Monday, December 28, 2015



Marriage is under attack like never before, and I'm not even talking about from the homosexual community.  I'm simply talking about marriage inside the church is under attack.  The devil knows that if he can get Christian marriages off course and get couples distracted by petty arguments and fights that he can veer them off course from their main objective.  The main objective for a Christian couple is to model Jesus Christ to the lost world around them, and to others in their circle of influence.  Jesus created marriage as a picture of his love for the church.  So our marriages should reflect a bigger message!

What are some ways that we as Christians can stay focused on that bigger message?

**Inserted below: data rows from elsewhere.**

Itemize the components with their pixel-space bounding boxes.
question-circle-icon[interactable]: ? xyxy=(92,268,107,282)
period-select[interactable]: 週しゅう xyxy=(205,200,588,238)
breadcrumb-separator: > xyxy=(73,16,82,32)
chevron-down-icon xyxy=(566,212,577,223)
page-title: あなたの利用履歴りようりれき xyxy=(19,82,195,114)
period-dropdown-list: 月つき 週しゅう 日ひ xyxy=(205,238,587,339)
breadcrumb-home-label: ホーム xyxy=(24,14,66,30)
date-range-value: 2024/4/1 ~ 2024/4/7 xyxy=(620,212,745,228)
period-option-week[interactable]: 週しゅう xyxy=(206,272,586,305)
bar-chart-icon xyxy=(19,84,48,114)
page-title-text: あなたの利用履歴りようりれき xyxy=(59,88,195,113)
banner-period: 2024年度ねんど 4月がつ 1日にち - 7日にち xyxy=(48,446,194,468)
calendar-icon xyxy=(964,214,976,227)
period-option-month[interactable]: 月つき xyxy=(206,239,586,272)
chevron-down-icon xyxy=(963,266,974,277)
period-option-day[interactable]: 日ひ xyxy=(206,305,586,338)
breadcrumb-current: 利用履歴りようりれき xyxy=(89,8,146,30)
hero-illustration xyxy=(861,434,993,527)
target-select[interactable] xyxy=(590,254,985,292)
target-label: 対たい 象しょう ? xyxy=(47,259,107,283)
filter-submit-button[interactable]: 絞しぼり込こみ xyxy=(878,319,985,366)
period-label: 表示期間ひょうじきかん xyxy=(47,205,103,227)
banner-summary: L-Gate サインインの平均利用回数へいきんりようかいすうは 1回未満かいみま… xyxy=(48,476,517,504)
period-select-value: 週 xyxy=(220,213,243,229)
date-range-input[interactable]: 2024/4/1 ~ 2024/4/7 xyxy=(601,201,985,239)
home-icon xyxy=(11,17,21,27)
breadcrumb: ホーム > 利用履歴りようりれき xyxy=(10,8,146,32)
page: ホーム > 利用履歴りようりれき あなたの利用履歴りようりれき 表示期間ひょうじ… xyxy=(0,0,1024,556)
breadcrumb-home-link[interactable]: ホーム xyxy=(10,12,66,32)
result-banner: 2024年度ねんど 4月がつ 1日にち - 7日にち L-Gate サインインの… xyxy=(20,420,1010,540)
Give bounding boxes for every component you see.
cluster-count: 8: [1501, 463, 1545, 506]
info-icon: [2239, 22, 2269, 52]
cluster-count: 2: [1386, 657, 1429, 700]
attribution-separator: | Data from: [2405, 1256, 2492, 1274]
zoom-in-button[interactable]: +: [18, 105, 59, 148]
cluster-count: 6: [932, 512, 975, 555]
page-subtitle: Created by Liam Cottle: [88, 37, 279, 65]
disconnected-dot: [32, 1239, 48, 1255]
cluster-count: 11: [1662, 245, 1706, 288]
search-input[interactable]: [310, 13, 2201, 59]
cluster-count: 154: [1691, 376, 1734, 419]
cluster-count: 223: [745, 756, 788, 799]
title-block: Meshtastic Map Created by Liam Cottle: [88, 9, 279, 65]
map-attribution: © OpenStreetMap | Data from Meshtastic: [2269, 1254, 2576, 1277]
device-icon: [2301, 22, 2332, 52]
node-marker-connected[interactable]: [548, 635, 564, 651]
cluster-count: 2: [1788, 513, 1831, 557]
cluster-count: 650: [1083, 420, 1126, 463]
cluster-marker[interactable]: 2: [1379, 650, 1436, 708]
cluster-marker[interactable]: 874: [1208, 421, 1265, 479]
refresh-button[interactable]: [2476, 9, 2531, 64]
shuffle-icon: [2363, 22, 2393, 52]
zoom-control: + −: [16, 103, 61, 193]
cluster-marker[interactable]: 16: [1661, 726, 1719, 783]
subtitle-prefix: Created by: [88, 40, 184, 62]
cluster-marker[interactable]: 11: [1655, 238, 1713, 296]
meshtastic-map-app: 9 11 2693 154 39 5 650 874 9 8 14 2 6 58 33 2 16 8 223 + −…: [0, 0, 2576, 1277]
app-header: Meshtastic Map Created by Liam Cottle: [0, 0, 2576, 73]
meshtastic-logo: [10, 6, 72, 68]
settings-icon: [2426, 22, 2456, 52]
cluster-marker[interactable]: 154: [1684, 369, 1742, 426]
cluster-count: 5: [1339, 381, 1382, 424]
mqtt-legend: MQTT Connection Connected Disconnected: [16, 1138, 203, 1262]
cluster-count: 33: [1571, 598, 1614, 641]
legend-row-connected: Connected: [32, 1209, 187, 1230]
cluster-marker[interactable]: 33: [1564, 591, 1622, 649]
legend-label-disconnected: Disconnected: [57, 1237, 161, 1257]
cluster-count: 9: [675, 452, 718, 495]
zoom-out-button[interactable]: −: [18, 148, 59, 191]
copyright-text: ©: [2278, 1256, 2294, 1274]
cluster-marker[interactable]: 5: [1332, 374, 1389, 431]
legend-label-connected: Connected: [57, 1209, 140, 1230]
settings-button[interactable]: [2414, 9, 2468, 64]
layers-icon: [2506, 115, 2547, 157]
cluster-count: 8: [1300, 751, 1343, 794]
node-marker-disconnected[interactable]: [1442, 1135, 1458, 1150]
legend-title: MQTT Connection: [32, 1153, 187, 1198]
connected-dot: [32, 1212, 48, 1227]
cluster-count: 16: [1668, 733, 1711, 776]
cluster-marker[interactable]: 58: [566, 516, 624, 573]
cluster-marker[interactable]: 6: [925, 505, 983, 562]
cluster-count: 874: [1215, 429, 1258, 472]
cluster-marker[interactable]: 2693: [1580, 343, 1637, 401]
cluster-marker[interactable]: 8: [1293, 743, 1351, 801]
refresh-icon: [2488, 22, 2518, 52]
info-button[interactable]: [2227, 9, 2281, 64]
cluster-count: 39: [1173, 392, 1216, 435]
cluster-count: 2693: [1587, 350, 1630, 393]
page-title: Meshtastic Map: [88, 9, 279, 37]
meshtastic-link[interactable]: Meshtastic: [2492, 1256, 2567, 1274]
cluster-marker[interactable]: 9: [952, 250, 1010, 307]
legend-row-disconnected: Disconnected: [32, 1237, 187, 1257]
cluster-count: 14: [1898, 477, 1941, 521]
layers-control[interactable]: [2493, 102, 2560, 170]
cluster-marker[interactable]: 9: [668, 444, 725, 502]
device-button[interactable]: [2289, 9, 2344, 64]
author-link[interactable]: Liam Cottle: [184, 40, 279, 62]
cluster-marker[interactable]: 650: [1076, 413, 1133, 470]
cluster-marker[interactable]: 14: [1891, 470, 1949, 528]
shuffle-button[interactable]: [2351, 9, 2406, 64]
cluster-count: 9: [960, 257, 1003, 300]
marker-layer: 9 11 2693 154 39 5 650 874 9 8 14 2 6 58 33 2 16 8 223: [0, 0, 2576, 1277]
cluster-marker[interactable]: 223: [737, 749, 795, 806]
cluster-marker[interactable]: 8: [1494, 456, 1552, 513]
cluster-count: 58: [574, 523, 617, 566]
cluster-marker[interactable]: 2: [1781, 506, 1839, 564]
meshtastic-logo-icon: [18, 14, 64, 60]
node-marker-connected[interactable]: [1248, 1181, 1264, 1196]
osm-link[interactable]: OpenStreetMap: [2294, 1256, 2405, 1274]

1. Be aware of the attacks as they come.  
Be sober-minded; be watchful. Your adversary the devil prowls around like a roaring lion, seeking someone to devour.  1 Peter 5:8

A solider is going to always keep on alert.  He will never let his guard down.  Why?  Because he knows the second he does, that the enemy will pounce.  There is no difference in the Christian world.  Our enemy is always looking for weakness so that he can pounce and devour.  Stay alert!  Be on guard!  Especially in your marriage.

2. Be on mission together. 
Only let your manner of life be worthy of the gospel of Christ, so that whether I come and see you or am absent, I may hear of you that you are standing firm in one spirit, with one mind striving side by side for the faith of the gospel,  Phil 1:27

We need husbands and wives who have a gospel-centered mind-set together!  They need to be both be of 'one mind striving side by side for the faith of the gospel.'  Couples who are viewing their calling as a couple who belong to Jesus fight MUCH less and argue less because they are both focused on the mission of getting the gospel of Jesus Christ out to the world.   You see, they don't' have time to focus on each other flaws because they are busy being on a gospel-centered mission. 

3. Be committed to local church together. 

24 And let us consider how to stir up one another to love and good works, 25 not neglecting to meet together, as is the habit of some, but encouraging one another, and all the more as you see the Day drawing near. Hebrews 10:24-25

Historically, if you look at couples that have strong ties to a local church and are committed to a particular church their marriages are stronger. They are apart of a community that brings real community and accountability as well as fellowship with other believers who are on the same mission. Couples who are not very committed to a biblical community, their relationship lacks depth and actual meaning.  And sadly what happens many times is that each person in the marriage starts to put their energy and focus on things that really don't matter in terms of eternity.  Which will in tern bring a lot of frustration in the marriage.  

Now I know and understand that we are all humans and that sometimes we sin and mess up.  But this is where GRACE has to be active in our lives.  We need to be willing to give and accept grace from each other as husband and wives.  When we fail to be quick to ask for forgiveness and be quick to give forgiveness out.  In other words, keep short accounts of each other's flaws and wrongdoings (just like Jesus does for you and I.) 

When we start to live this way we let the world know that the Gospel is alive and active in our daily lives and marriages.